A recent study by Albert and Forrester reveals that three marketers out of four don’t exploit the full power of AI, which results in their missing out on potential upsell opportunities.
Less than half of the marketers interviewed by the researchers say that they see AI playing an active role in creative development processes. An even smaller group, 34 percent, believe AI could be crucial in other aspects of a business. There’s even a tiny but relevant percentage that looks at artificial intelligence-powered services with suspicion..
But how come?
The Problem marketers have with artificial intelligence
The problem, it seems, is that marketers have a limited view of how AI-solutions can be valuable to their work.
Of course, they know AI is useful, but they see it merely as a supportive, assistive tool for campaign-related tasks. Simply put, they use an electric bike to pedal downhill: sure, you get faster, but that’s not where the bike’s engine will make the difference.
What happens when you use a tool in an assistive way is that your workflow will influence the performance of the tool you’re employing – not the opposite. What AI can bring to the table, instead, is a new way to approach markets and a new number of markets that were unexplored before.
What is the true power of AI for marketing?
First, let’s get practical. To express their full power, AI-based solutions must serve a clear purpose. That is, they can’t be simply used as support but rather should be integrated into the whole marketing process. You want to see AI make the difference, just like an electric bike’s engine when you pedal uphill!
Let’s consider some examples of AI applied to marketing and sales.
We can start with behavior prediction. AI-based clustering and interpreting of consumer data can be used for predicting customers’ behaviors. This technique dates back to 1998 and is applied within the most diverse fields, both in B2B and B2C markets. The TV platform Sky has even implemented a machine learning model that is designed to recommend content according to the viewer’s mood!
Then we have social listening and sentiment analysis. Through technologies of natural language processing, marketeers can analyze their brand presence and target their campaigns more efficiently. An example of this is Samsung, which identified customer’s dissatisfaction with a new release and took the necessary measures before it was too late.
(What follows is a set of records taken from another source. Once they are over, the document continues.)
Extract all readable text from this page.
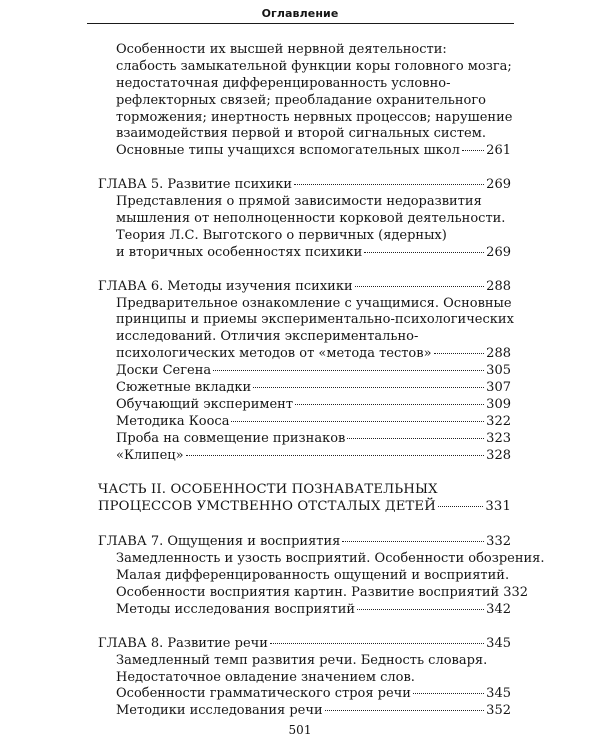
Оглавление
Особенности их высшей нервной деятельности:
слабость замыкательной функции коры головного мозга;
недостаточная дифференцированность условно-
рефлекторных связей; преобладание охранительного
торможения; инертность нервных процессов; нарушение
взаимодействия первой и второй сигнальных систем.
Основные типы учащихся вспомогательных школ 261
ГЛАВА 5. Развитие психики	269
Представления о прямой зависимости недоразвития
мышления от неполноценности корковой деятельности.
Теория Л.С. Выготского о первичных (ядерных)
и вторичных особенностях психики	269
ГЛАВА 6. Методы изучения психики	288
Предварительное ознакомление с учащимися. Основные
принципы и приемы экспериментально-психологических
исследований. Отличия экспериментально-
психологических методов от «метода тестов»	288
Доски Сегена	305
Сюжетные вкладки	307
Обучающий эксперимент	309
Методика Кооса	322
Проба на совмещение признаков	323
«Клипец»	328
ЧАСТЬ II. ОСОБЕННОСТИ ПОЗНАВАТЕЛЬНЫХ
ПРОЦЕССОВ УМСТВЕННО ОТСТАЛЫХ ДЕТЕЙ	331
ГЛАВА 7. Ощущения и восприятия	332
Замедленность и узость восприятий. Особенности обозрения.
Малая дифференцированность ощущений и восприятий.
Особенности восприятия картин. Развитие восприятий 332
Методы исследования восприятий	342
ГЛАВА 8. Развитие речи	345
Замедленный темп развития речи. Бедность словаря.
Недостаточное овладение значением слов.
Особенности грамматического строя речи	345
Методики исследования речи	352
501
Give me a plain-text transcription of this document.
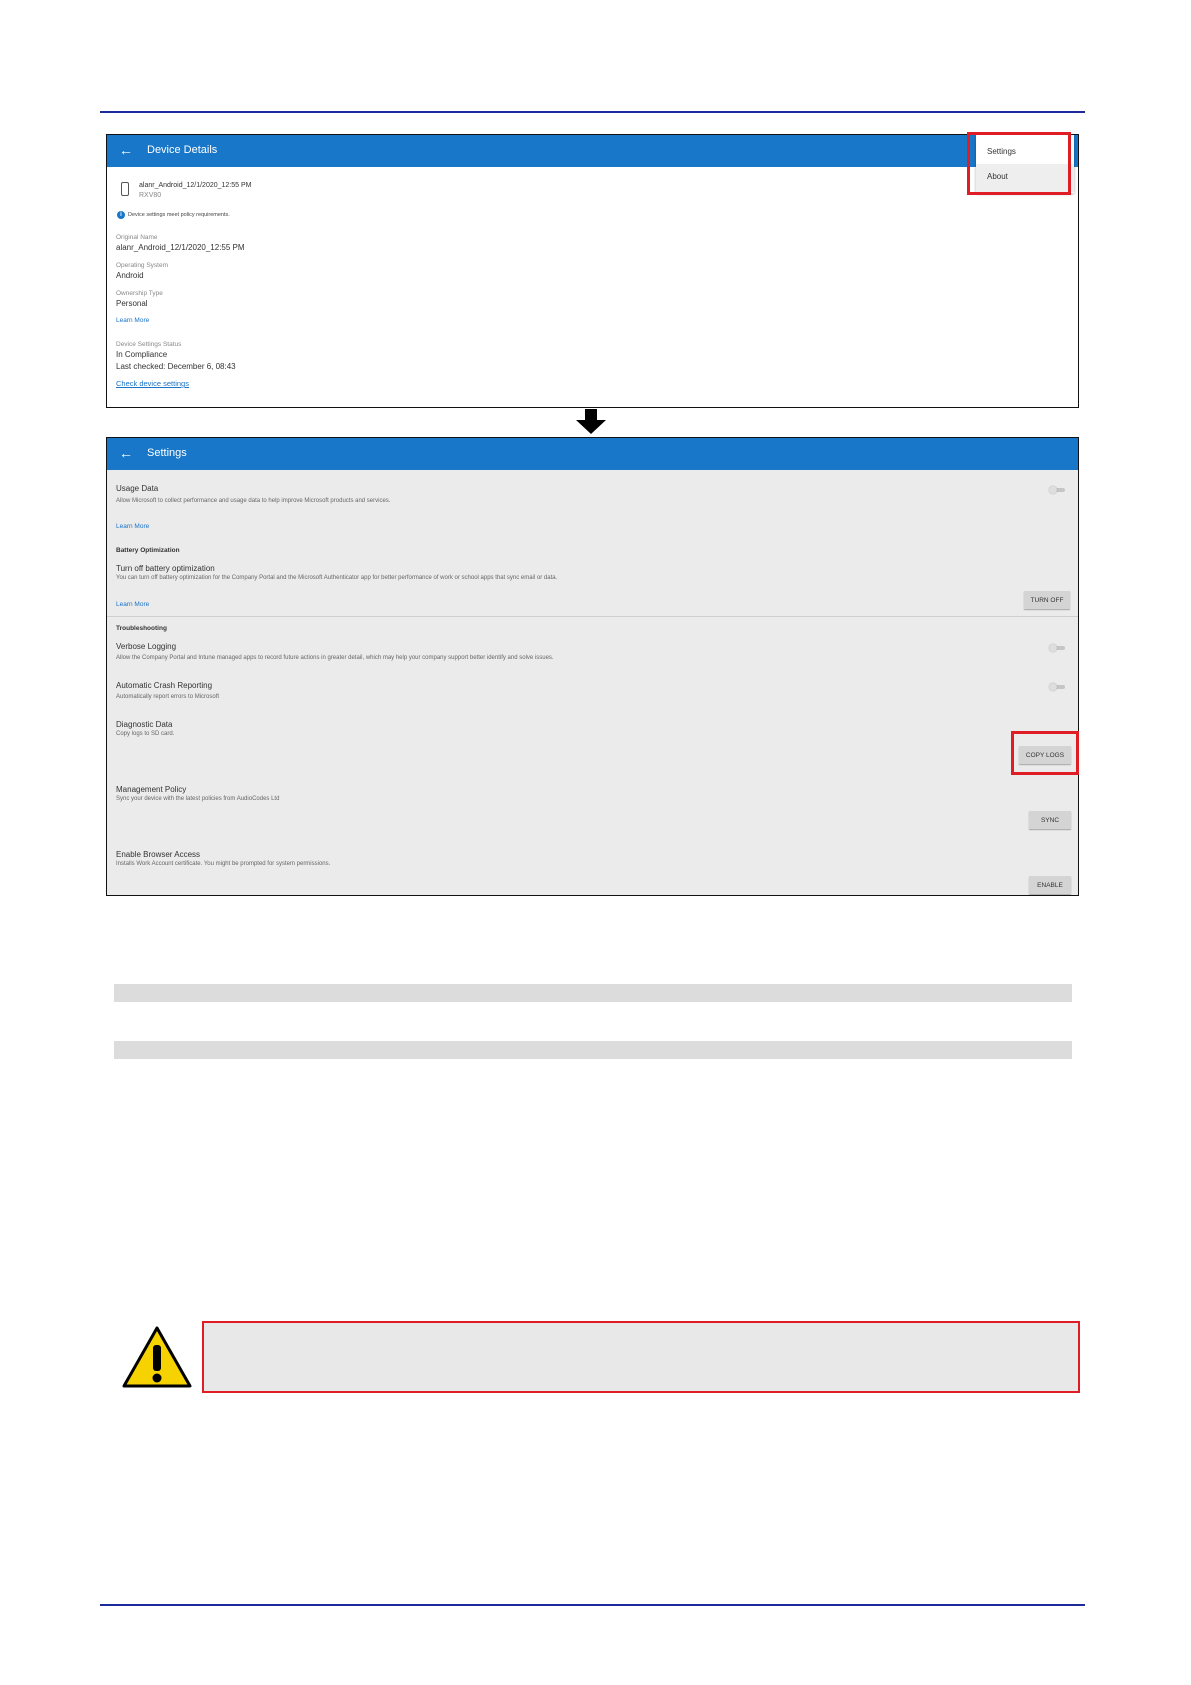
← Device Details
alanr_Android_12/1/2020_12:55 PM
RXV80
i	Device settings meet policy requirements.
Original Name
alanr_Android_12/1/2020_12:55 PM
Operating System
Android
Ownership Type
Personal
Learn More
Device Settings Status
In Compliance
Last checked: December 6, 08:43
Check device settings
Settings
About
← Settings
Usage Data
Allow Microsoft to collect performance and usage data to help improve Microsoft products and services.
Learn More
Battery Optimization
Turn off battery optimization
You can turn off battery optimization for the Company Portal and the Microsoft Authenticator app for better performance of work or school apps that sync email or data.
TURN OFF
Learn More
Troubleshooting
Verbose Logging
Allow the Company Portal and Intune managed apps to record future actions in greater detail, which may help your company support better identify and solve issues.
Automatic Crash Reporting
Automatically report errors to Microsoft
Diagnostic Data
Copy logs to SD card.
COPY LOGS
Management Policy
Sync your device with the latest policies from AudioCodes Ltd
SYNC
Enable Browser Access
Installs Work Account certificate. You might be prompted for system permissions.
ENABLE
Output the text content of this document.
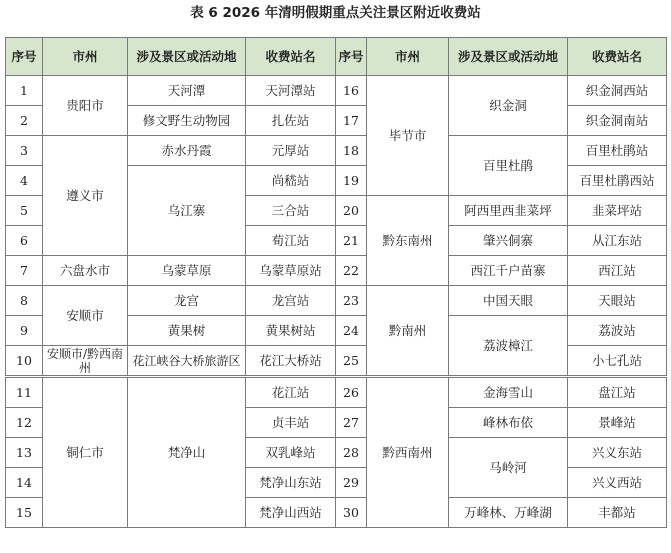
表 6 2026 年清明假期重点关注景区附近收费站
序号	市州	涉及景区或活动地	收费站名	序号	市州	涉及景区或活动地	收费站名
1	贵阳市	天河潭	天河潭站	16	毕节市	织金洞	织金洞西站
2		修文野生动物园	扎佐站	17			织金洞南站
3	遵义市	赤水丹霞	元厚站	18		百里杜鹃	百里杜鹃站
4		乌江寨	尚嵇站	19			百里杜鹃西站
5			三合站	20	黔东南州	阿西里西韭菜坪	韭菜坪站
6			荀江站	21		肇兴侗寨	从江东站
7	六盘水市	乌蒙草原	乌蒙草原站	22		西江千户苗寨	西江站
8	安顺市	龙宫	龙宫站	23	黔南州	中国天眼	天眼站
9		黄果树	黄果树站	24		荔波樟江	荔波站
10	安顺市/黔西南州	花江峡谷大桥旅游区	花江大桥站	25			小七孔站
11	铜仁市	梵净山	花江站	26	黔西南州	金海雪山	盘江站
12			贞丰站	27		峰林布依	景峰站
13			双乳峰站	28		马岭河	兴义东站
14			梵净山东站	29			兴义西站
15			梵净山西站	30		万峰林、万峰湖	丰都站
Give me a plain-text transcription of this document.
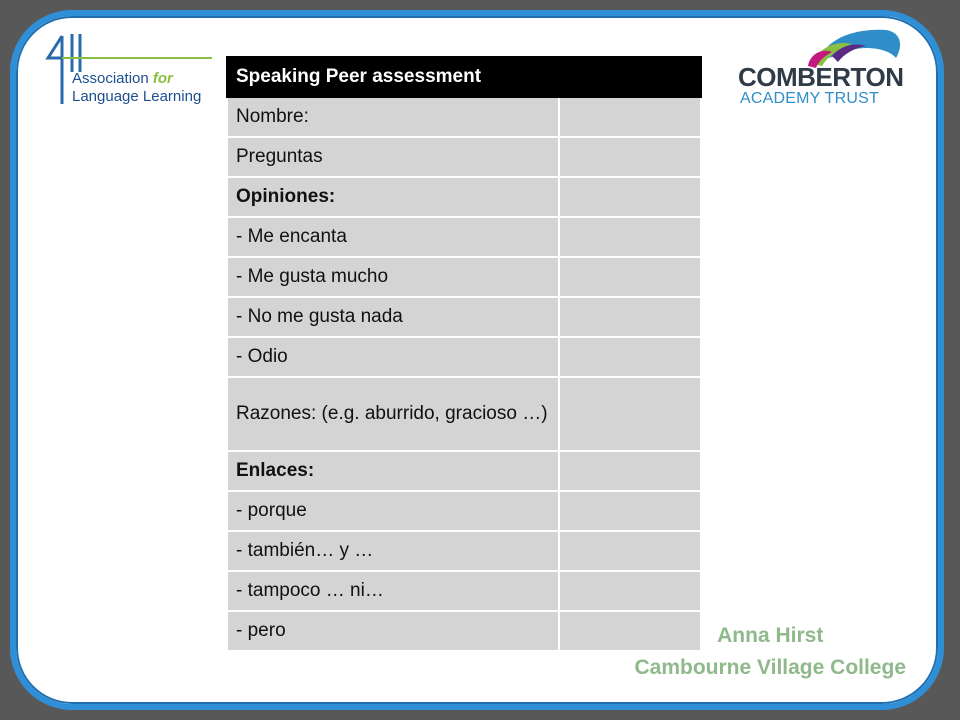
Association for
Language Learning
COMBERTON
ACADEMY TRUST
Speaking Peer assessment	
Nombre:	
Preguntas	
Opiniones:	
- Me encanta	
- Me gusta mucho	
- No me gusta nada	
- Odio	
Razones: (e.g. aburrido, gracioso …)	
Enlaces:	
- porque	
- también… y …	
- tampoco … ni…	
- pero		Anna Hirst
Cambourne Village College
Another good use of AI can be the so-called dynamic creative. AI technology can power creative ads dynamically, making them resonate with the selected audiences. It can facilitate and expedite testing and can support human creativity with data-based assumptions. For more information on this, check out the Econsultancy’s State of Consumers study.
Then we have data filtering and analysis services. That’s partly what we do at Dashmote. Thanks to AI, we can process huge amounts of data, which allows us to provide a solution to marketeers who need to better understand the markets in which they are moving. They’ll be able to upsell their product in a more efficient, capillary way. You can take a look at our services here.
And last but not least – and certainly not the last, as this list could go on and on – are the location intelligence technologies. Again, something that’s heavily done here at Dashmote. We “mapify” business data to allow companies to better understand their market and get a measure of what they are still missing. A nice piece about it is this Natan Sykes’ article.
Use artificial intelligence in a better way
So, wrapping it up, crunching data has to be at the basis of marketing and sales operations. Professionals want to take informed decisions, in turn saving their time and their money. Thanks to a thorough use of data, they can avoid missing out on potential big opportunities and automate the process, making it run smoothly and quickly.
No one says AI will replace good marketers, but it will make them pedal faster and sweat less when headed uphill!